The State Clamps Down
Because of the health crisis associated with dangerous prescription drugs, such as opioids, Texas legislators have worked diligently to help make it far more challenging to commit prescription fraud in recent years. The state currently requires all medical professionals to use highly specific prescription pads that make forgeries far more difficult to pass off. Further, the Texas Office of the Inspector General has a program in place that gathers extensive data regarding those diagnoses that require certain controlled substances and the prescriptions written and dispensed as a result. The idea is to help curb over-prescription and overuse of dangerous, potentially addictive medications, and as such, the system carefully monitors for all of the following factors:
Overall treatment amounts that exceed the equivalent of the daily therapeutic morphine dose
Prescriptions for controlled substances that are overlapping or duplicative
The use of multiple pharmacies and prescribers who are unaffiliated with one another
Multiple visits to emergency rooms that result in opioid prescriptions
The state is attempting to close some of the gaps in the system that allow openings for drug seekers to endanger their own lives.
Case in Point
According to Texoma’s homepage, a Texas woman who posed as a nurse to phone in prescriptions for herself was sentenced to a lengthy time in prison. Still, the judge suspended the sentence to probation that required clean drug tests and drug treatment classes. The woman’s original charge was at least partially based on her fraudulently filling 11 prescriptions for phentermine at the same pharmacy before the law cut up with her.

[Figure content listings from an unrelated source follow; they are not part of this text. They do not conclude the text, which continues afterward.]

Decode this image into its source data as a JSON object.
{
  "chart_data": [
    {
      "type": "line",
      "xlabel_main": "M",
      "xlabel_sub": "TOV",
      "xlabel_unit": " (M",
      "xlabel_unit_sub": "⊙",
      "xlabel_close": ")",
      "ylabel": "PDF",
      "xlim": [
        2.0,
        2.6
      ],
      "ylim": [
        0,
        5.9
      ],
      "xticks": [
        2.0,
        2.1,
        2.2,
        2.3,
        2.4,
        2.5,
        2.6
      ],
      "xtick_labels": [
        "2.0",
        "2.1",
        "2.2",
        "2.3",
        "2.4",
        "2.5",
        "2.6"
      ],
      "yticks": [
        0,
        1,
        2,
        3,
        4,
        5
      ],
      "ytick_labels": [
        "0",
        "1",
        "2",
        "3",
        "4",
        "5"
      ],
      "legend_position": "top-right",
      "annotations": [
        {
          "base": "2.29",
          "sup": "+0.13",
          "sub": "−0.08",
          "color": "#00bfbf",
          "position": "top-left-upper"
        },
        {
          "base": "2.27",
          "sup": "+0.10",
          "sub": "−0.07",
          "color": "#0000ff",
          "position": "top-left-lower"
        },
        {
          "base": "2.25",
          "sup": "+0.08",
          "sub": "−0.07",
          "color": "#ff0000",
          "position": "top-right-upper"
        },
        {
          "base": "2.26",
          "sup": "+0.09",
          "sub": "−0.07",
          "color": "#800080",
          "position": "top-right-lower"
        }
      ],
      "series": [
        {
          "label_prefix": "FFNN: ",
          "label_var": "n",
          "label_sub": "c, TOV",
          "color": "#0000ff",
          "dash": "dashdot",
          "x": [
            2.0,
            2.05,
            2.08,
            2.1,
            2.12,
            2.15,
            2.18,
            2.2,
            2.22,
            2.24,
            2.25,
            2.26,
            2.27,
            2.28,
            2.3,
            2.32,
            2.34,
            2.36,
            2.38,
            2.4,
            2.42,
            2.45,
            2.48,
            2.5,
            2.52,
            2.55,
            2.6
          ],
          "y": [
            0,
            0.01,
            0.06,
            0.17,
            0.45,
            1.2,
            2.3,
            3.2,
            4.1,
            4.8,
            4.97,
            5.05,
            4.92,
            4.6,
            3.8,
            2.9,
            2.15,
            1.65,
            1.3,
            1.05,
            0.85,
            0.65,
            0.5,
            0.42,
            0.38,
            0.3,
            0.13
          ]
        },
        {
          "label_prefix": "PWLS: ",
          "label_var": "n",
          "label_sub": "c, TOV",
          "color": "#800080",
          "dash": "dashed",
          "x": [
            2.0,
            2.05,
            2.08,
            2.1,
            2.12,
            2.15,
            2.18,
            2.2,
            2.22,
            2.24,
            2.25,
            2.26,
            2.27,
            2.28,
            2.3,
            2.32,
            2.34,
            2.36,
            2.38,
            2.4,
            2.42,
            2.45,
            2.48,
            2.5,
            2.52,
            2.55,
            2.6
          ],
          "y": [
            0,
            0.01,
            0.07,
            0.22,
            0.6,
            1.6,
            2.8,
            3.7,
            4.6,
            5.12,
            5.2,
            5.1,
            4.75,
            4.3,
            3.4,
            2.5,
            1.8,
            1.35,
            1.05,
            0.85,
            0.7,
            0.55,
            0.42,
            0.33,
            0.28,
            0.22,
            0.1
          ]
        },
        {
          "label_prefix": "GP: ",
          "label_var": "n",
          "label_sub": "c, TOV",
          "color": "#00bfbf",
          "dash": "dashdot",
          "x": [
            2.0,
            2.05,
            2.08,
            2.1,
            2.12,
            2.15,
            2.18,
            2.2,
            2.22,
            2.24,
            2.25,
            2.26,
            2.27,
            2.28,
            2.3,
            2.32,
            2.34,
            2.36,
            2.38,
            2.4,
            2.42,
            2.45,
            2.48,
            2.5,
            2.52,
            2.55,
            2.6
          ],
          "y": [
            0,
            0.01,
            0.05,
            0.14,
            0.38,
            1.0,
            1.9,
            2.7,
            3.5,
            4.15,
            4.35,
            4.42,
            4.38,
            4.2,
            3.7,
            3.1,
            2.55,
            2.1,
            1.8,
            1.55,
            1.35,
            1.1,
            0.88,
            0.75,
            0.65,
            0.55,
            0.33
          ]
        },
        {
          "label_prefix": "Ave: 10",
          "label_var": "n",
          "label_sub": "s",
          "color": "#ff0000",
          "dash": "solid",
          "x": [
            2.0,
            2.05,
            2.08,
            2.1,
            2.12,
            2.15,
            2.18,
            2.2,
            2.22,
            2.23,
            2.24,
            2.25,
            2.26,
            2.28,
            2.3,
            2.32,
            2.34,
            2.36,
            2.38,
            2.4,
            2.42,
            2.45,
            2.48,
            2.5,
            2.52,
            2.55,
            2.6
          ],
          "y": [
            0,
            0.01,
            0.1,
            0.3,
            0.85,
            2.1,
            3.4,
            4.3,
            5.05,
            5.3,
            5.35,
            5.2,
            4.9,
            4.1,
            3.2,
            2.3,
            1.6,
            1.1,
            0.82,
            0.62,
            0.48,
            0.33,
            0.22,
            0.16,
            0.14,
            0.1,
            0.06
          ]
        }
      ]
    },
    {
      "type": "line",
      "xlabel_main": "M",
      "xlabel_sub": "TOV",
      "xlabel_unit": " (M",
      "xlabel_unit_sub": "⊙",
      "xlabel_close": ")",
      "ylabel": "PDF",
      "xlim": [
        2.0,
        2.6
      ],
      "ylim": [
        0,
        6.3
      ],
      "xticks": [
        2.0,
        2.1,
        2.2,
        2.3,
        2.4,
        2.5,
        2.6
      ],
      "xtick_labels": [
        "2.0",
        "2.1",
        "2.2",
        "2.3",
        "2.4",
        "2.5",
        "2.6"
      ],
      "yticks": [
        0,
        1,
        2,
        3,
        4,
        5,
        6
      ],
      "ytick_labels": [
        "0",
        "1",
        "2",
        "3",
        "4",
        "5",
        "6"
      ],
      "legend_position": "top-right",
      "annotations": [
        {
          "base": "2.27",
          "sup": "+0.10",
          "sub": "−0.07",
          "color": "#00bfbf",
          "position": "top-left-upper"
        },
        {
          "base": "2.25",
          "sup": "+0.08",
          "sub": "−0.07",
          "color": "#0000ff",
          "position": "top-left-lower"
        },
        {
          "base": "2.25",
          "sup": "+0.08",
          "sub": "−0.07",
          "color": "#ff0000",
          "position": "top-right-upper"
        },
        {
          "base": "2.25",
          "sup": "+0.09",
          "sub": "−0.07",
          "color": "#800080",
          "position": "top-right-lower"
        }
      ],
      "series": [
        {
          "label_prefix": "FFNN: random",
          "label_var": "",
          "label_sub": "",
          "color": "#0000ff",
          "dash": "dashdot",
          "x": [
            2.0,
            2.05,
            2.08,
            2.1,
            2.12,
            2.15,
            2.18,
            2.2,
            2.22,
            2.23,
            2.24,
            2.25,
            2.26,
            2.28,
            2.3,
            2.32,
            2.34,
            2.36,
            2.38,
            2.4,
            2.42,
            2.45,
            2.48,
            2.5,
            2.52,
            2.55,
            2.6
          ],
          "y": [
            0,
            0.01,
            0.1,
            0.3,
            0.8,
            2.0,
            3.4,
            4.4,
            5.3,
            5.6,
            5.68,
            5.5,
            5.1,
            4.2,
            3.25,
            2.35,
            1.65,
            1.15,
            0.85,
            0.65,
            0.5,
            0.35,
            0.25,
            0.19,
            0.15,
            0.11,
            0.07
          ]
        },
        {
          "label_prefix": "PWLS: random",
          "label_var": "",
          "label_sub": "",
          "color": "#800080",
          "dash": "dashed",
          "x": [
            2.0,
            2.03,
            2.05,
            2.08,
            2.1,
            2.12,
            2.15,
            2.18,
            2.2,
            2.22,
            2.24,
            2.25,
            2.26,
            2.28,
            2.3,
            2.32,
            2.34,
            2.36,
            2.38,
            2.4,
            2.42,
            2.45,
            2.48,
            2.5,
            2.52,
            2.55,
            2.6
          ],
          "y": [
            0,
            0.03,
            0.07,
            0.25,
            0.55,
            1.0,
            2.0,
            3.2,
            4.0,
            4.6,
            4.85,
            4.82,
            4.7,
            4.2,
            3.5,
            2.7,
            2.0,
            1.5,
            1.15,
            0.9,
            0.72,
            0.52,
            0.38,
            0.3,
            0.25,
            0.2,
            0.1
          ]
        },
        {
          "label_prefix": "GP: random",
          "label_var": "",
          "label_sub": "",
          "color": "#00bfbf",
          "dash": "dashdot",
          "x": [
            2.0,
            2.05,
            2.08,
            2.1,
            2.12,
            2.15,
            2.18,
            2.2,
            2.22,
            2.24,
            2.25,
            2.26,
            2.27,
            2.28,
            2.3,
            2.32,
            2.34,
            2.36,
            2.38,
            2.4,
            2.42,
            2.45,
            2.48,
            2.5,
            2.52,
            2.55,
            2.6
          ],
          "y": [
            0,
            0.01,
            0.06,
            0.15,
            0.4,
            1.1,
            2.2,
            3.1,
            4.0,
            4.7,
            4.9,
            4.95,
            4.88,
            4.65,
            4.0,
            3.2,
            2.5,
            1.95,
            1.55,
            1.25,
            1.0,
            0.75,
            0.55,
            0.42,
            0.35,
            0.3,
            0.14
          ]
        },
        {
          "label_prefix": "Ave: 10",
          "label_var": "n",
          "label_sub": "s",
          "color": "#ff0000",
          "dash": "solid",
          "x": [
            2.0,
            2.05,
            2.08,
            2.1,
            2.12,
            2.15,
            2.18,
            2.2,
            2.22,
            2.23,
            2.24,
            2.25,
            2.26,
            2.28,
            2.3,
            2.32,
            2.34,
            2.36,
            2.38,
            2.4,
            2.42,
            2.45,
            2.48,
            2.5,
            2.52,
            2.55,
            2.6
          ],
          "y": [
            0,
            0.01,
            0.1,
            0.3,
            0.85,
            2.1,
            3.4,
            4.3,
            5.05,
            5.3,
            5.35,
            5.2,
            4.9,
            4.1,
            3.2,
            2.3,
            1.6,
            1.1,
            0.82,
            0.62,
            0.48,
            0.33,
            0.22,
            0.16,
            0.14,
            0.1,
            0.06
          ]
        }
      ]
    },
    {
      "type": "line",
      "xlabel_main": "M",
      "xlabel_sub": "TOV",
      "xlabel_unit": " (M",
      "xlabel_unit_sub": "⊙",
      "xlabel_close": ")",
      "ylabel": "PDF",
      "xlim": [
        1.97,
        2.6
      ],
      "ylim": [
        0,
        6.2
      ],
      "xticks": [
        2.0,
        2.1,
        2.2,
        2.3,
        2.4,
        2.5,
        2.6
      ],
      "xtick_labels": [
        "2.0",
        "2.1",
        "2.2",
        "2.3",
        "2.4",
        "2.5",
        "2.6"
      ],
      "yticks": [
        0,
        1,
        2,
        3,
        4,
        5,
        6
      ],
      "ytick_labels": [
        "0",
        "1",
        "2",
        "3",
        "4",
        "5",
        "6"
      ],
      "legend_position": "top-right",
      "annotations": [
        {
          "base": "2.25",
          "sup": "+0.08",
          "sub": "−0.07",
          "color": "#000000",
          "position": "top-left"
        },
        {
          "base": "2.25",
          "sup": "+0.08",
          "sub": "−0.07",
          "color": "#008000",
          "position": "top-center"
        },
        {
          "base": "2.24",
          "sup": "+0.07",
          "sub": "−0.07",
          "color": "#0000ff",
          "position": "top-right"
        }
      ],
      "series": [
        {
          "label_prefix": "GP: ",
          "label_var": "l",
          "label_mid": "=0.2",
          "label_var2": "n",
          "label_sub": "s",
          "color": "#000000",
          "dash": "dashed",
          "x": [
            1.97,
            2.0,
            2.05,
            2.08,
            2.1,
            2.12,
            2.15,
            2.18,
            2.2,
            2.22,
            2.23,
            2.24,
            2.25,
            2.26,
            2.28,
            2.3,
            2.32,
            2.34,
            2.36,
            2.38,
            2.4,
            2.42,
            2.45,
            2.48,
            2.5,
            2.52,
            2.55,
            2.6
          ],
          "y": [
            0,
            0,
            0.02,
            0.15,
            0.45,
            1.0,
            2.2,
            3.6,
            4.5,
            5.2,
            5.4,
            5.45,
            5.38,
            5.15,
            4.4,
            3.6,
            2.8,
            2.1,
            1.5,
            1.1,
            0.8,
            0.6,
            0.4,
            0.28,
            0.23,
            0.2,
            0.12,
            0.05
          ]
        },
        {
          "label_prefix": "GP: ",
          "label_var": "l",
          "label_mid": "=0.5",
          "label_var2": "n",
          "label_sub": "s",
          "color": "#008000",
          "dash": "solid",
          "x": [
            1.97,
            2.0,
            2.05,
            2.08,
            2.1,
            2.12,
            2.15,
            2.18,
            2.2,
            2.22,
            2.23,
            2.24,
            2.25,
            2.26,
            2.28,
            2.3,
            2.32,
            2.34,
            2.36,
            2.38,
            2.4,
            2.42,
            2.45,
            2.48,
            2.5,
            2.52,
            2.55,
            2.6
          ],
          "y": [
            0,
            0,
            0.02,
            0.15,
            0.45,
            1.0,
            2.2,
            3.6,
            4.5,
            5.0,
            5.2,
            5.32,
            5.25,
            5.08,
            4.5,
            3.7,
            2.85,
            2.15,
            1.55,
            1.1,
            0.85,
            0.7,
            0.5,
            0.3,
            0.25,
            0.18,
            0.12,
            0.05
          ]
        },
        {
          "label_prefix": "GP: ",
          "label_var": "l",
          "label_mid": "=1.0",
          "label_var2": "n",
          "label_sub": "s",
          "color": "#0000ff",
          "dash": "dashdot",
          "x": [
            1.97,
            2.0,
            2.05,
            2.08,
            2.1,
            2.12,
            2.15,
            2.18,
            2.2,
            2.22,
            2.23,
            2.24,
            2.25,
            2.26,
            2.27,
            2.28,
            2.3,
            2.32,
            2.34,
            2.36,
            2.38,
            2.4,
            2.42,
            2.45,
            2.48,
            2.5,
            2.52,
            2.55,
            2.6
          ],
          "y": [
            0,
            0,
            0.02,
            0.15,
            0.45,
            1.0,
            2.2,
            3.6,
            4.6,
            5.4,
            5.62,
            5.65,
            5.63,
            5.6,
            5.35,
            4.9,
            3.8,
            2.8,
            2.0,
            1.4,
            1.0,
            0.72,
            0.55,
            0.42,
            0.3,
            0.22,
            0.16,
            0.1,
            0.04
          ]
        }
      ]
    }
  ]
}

Ultimately, the woman violated a variety of terms and conditions that applied to her probation, including failing to attend her mandatory drug treatment classes and testing positive for amphetamines and alcohol. The current motion to revoke the woman’s probation is asking for a prison sentence of from 2 to ten years. The court tends to be more lenient with offenders who have drug addictions and who seek the necessary treatment, and had this nurse impersonator adhered to the terms of her probation, she could have avoided time behind bars altogether.